The team used things like gears, 3D-printed springs, and switches, for to do this, that is used to translate motion into antenna-transmitted info. for example, they created an anemometer, that measures wind speed, and attached it to a gear. when the gear rotates, the gear teeth connect to an antenna embedded into the object and the antenna then reflects ambient WiFi signal, which can be decoded by a WiFi receiver. The wind will faster, the gear will spin faster and the more rapidly those signals are transmitted. They also created a scale and a flowmeter that can measure water speed.

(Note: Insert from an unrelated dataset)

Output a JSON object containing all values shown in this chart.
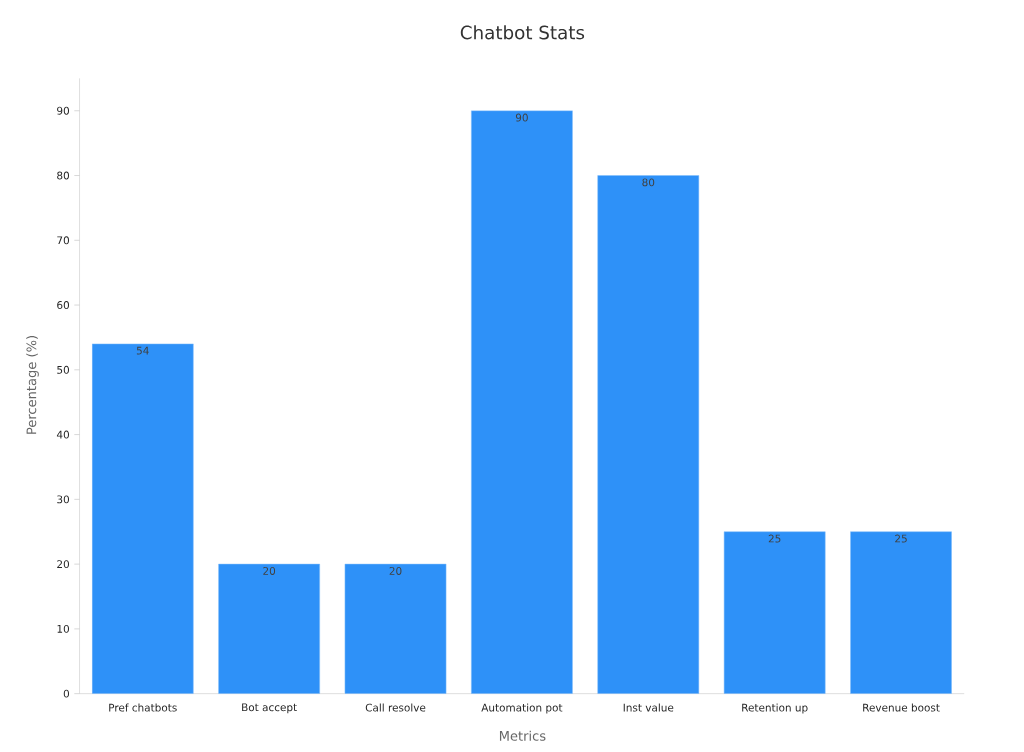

Additionally, they printed 3 widgets — a button, a knob, and a slider — that work in similar ways and can be used to talk to other smart devices. The team also developed two smart objects -a bottle with an attached flowmeter that can track the remaining detergent and order it when it gets low and a test tube holder that can be used to measure the liquid test tubes contain and track inventory. And lastly, they developed a way to print iron into 3D objects in distinct patterns, that once scan by a gaussmeter during a smartphone, as an example, will be used to convey important info about that object like what it’s, who created it or how a robot is meant to interact with it. “It seems like a regular 3D-printed object but there is invisible info inside that can be read with your smartphone,” said Justin Chan, another student on the project.

The Researchers is making their 3D designs available to the public so that anybody can use these objects at home. The work was recently presented at the Association for Computing Machinery’s SIGGRAPH Conference and Exhibition on computer graphics and Interactive Techniques in Asia and you can check out a video about the work below.